Segundo o representante do estabelecimento, Bruno Coelho, o bar não mais abriu as portas desde a morte do empresário Miguel Francisco Puga Barbosa, de 24 anos, no último dia 26 de maio.

Laudo do IML (Instituto Médico Legal) apontou que a causa da morte do jovem foi asfixia mecânica e estrangulamento.  

Imagens do circuito interno mostram o jovem sendo imobilizado com um golpe conhecido como mata-leão durante uma confusão no estabelecimento.  

"Foi única e exclusivamente por causa da morte do rapaz. Porque, até lá, o bar era um excelente negócio para todo mundo", disse Coelho, por telefone ao ACidade ON.  

Aproximadamente 20 funcionários do Baeagá tiveram seus contratos trabalhistas rescindidos, segundo o representante, e o imóvel já foi devolvido ao proprietário. 
 

Coelho também alegou que a imprensa e pessoas na internet teriam divulgado inverdades e fatos negativos contra o bar, o que também teria contribuído com a decisão pelo encerramento das atividades.  

O segurança Jonathan Wiliam Bento, 26 anos, chegou a ser preso em flagrante sob acusação de homicídio doloso (com intenção), acusado de aplicar o mata-leão no empresário.  
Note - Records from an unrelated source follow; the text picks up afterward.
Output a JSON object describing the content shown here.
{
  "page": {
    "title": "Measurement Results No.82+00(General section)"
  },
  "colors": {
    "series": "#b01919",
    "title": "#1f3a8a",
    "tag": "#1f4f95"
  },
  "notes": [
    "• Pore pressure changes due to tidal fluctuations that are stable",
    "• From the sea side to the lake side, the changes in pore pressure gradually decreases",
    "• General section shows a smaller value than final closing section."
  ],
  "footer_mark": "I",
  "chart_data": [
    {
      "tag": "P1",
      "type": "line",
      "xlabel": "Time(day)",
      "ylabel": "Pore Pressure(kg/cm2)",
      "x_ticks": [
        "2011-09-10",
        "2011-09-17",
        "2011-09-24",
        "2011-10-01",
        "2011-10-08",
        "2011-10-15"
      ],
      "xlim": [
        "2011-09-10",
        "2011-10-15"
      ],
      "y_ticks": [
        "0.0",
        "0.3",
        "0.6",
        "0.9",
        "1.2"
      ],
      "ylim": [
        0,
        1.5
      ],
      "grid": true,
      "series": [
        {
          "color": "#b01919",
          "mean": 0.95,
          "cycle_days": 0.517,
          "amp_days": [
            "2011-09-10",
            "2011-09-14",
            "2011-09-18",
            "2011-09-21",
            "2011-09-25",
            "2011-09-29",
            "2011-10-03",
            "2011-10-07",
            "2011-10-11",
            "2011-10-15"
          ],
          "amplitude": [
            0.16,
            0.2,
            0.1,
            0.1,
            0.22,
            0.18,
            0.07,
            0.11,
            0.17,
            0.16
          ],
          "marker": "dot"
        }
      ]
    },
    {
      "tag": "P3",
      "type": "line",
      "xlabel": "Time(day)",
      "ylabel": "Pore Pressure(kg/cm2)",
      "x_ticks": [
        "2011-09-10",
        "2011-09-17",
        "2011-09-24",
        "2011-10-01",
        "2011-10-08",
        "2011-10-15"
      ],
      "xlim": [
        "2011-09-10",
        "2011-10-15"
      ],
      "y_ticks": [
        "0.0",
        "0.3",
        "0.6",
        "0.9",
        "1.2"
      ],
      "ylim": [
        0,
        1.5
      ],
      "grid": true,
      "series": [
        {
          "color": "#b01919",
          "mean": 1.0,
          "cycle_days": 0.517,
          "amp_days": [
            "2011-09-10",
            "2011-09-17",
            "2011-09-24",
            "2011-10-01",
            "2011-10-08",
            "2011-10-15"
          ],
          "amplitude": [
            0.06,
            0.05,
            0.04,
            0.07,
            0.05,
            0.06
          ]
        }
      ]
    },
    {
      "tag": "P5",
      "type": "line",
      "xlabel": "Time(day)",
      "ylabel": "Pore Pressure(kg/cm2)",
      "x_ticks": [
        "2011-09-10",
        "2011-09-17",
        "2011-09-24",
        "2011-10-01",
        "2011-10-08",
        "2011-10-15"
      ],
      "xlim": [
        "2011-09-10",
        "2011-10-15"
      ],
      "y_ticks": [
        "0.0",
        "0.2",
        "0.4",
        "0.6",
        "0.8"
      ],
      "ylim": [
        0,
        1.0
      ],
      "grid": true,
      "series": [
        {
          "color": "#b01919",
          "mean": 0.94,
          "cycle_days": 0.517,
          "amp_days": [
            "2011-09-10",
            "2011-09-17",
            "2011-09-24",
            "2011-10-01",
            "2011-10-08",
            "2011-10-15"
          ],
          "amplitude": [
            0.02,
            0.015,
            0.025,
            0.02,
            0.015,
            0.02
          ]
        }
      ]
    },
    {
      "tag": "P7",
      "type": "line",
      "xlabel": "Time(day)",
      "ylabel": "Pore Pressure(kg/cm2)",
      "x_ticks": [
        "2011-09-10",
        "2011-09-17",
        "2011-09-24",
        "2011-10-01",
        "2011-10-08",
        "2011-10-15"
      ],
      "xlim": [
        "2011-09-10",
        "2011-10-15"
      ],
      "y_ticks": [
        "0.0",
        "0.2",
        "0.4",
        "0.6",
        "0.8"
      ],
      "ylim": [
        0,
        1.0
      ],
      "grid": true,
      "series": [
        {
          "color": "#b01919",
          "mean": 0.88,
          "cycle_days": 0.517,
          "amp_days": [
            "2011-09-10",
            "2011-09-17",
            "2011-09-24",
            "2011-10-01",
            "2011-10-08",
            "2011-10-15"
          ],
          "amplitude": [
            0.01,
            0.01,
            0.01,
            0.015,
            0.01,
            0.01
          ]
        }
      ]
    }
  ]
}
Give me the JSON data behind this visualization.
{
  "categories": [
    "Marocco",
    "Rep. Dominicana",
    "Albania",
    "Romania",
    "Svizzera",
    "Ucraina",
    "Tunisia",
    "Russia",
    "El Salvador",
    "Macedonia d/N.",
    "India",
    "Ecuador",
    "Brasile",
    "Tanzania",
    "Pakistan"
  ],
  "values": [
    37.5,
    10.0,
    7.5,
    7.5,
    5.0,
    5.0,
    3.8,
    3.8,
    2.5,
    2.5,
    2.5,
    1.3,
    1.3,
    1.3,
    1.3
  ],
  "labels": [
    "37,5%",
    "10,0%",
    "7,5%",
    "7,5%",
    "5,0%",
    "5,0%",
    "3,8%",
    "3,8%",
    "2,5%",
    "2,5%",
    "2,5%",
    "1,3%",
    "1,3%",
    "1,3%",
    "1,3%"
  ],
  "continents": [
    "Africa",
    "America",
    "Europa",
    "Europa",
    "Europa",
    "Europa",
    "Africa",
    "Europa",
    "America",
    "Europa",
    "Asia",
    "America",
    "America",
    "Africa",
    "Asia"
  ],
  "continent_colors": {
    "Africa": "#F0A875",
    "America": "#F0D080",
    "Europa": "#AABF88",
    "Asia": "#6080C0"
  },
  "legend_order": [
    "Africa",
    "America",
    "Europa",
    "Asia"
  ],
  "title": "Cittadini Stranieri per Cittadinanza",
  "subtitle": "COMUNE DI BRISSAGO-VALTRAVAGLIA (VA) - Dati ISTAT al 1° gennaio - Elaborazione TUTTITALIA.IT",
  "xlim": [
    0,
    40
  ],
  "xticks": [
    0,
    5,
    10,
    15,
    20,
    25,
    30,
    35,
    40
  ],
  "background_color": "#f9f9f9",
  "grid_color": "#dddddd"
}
O TJ-SP (Tribunal de Justiça de São Paulo), contudo, concedeu uma liminar de habeas corpus e ele responde ao processo em liberdade.  

"Responsabilidade do bar não existe nenhuma. A polícia entendeu, o juiz entendeu, menos a imprensa e os amigos do rapaz na internet. O bar não é colocado como réu, não foi intimado a nada", declarou Coelho ao citar que o segurança seria terceirizado e estaria dentro da legalidade durante a prestação de serviço no estabelecimento.  

"Aconteceu um acidente, uma fatalidade. O segurança tentou imobilizar o rapaz e, infelizmente, ou por uma deficiência na técnica do golpe ou excesso de força, ocorreu a asfixia mecânica. Mas, em momento nenhum, ele teve intenção de matar ninguém. Todo mundo saiu prejudicado na história. Uma história em que só há vítimas", disse.